第13章 日陰者
そっと麗日とは反対側に移動し、しかし声は聞こえる程度の距離を保つ。
「デクくん?」
案の定、麗日は緑谷に気付き声をかけている。
「お友達…じゃ、ない………よね?
手、離して…………?」
「なっ何でもないよ!大丈夫!大丈夫だから!
来ちゃ駄目…」
焦り気味の緑谷。
しかし男は緑谷からぱっと手を離し、ごめんごめん、と朗らかに謝った。
ゲホ、ゲホと咳き込みながら、緑谷は立ち去ろうとする男を引き止めた。
「待て…死柄木、弔………!!」
麗日が、心配そうに緑谷に駆け寄る。
終綴は半歩移動し、木の影になるように隠れた。
「オール・フォー・ワンは、何が目的なんだ」
──オール・フォー・ワン…!?
出てきた名前に、終綴はごくりと唾を飲んだ。
──なぜ。
──死柄木弔とオール・フォー・ワンは繋がっている?
──確かに、辻褄は合う。
オールマイトを殺そうとしていること。
平和の象徴に対する、途方もない憎悪。
脳無などという、恐ろしいバケモノの製造。
表舞台には出てこない巨悪。
確かに、死柄木には何かバックがあるだろうと踏んでいたのは自分だったけれど。
まさかそれが、────オール・フォー・ワンだったなんて。
すぐさま報告しなくては。
そう思い、いつも通りの番号を呼び出すも応答はない。
潔く諦め、別の番号を呼び出した。
『──────』
「1つ、報告」
『──?』
「そ、あいつに伝えといてよ。
………死柄木弔は、"あの"オール・フォー・ワンと繋がってる」
『──────』
「死柄木が認めたんだよ。

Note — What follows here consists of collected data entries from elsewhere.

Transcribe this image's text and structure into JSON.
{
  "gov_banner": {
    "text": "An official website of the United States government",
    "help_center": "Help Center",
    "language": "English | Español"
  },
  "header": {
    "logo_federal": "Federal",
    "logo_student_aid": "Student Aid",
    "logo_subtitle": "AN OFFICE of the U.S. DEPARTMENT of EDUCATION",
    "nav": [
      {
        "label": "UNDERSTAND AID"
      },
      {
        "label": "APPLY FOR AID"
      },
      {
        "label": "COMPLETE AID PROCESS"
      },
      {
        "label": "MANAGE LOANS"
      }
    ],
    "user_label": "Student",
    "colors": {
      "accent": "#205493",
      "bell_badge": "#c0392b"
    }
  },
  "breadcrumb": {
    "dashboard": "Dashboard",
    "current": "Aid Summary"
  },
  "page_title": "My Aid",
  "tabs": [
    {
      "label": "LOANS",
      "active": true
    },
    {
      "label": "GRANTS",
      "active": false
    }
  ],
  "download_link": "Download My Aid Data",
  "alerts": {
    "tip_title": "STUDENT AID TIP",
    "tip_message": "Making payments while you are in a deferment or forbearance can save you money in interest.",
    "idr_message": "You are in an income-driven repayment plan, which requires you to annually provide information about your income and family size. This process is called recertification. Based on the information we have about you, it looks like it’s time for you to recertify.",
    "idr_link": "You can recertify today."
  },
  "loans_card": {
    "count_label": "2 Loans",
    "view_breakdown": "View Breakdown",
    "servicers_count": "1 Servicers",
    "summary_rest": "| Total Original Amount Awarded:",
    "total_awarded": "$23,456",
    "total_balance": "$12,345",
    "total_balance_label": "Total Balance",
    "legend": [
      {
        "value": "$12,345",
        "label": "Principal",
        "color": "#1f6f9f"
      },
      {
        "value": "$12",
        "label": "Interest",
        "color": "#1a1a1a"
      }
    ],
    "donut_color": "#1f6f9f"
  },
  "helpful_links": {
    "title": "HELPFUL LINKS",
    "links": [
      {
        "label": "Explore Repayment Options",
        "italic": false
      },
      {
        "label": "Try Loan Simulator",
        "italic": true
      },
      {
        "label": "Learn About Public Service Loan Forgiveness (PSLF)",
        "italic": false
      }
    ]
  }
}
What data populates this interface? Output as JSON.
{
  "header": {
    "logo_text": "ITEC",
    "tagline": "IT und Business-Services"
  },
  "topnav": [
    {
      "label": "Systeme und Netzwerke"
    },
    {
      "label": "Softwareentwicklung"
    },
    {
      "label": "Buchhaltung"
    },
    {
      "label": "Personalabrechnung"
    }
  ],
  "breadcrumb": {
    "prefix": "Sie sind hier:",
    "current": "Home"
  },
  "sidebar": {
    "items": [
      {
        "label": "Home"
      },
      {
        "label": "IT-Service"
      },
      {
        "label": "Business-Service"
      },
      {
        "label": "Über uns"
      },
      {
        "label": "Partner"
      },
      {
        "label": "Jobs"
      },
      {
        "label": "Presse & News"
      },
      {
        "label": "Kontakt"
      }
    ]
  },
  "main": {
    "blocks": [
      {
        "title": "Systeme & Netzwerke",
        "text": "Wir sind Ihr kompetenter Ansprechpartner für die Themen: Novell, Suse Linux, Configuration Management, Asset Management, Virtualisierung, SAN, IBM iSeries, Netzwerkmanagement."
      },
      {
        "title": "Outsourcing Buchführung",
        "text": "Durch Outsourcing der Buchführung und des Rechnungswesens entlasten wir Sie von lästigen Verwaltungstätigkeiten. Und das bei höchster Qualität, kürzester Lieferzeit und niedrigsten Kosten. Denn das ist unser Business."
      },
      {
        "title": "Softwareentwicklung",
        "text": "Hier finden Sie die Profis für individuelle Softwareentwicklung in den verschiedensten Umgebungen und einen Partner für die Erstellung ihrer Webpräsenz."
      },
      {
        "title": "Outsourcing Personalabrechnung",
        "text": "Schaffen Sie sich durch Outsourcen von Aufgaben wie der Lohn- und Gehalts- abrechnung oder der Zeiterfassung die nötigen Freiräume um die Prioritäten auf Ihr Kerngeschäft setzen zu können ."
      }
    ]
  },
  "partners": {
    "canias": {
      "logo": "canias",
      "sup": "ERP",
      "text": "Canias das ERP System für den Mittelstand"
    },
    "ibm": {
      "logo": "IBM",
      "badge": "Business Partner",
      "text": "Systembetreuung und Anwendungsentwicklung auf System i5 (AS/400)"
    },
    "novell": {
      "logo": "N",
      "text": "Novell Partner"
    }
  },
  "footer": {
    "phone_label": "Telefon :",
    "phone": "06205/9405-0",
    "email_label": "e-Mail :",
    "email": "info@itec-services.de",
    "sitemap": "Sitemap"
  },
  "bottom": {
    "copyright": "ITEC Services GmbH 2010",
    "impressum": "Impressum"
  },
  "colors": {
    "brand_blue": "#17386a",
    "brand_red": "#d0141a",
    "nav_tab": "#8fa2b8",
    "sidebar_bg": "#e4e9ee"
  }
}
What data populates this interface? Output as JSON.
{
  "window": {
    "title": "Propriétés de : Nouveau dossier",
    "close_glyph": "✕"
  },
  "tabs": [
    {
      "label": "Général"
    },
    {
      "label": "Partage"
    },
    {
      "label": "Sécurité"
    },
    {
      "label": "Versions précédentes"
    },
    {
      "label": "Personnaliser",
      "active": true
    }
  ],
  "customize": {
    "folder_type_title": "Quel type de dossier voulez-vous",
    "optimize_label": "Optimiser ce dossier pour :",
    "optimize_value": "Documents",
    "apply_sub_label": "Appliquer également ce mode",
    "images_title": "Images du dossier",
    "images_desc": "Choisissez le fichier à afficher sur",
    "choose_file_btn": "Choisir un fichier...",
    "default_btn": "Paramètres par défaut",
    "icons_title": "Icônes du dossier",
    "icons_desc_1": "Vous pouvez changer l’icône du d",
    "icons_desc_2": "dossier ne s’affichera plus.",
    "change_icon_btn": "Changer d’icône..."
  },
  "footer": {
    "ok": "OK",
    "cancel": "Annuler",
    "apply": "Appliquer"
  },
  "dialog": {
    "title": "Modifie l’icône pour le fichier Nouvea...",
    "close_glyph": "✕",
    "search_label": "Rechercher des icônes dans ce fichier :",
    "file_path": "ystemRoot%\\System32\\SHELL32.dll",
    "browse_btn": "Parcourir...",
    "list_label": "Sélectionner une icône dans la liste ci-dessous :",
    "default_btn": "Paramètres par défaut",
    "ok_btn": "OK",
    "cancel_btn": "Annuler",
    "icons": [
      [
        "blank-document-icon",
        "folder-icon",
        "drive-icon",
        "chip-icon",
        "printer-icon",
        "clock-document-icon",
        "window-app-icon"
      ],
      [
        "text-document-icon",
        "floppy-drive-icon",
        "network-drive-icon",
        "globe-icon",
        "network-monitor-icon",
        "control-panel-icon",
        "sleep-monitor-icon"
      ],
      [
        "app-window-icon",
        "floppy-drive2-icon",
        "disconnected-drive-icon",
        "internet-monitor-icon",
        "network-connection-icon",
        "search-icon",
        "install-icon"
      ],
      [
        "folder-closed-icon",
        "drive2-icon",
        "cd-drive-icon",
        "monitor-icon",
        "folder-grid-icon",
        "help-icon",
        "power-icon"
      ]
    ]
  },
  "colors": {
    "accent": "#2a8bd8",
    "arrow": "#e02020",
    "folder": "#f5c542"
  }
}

詳しくはまた後で電話する」
『────────』
「私を誰だと思ってるの。
……じゃ、もう切るからね」
電話を切り、麗日たちの動向を探る。
どうやら麗日は警察に通報したようだ。
騒ぎが大きくなってきている。
───私はこの場にいない方がいい。
USJ事件の際はやむを得ない状況だったけれど。
警察にはあまり近付きたくないのだ。
上鳴たちにも「用事があるから帰る」と言ってあるし、寧ろここに残っていた方が問題だろう。
「…帰るか」
終綴は人混みに紛れ、消えた。
誰からも姿を見られなかったという点を除けばその様はまるで、───────どこかの日陰者のようで。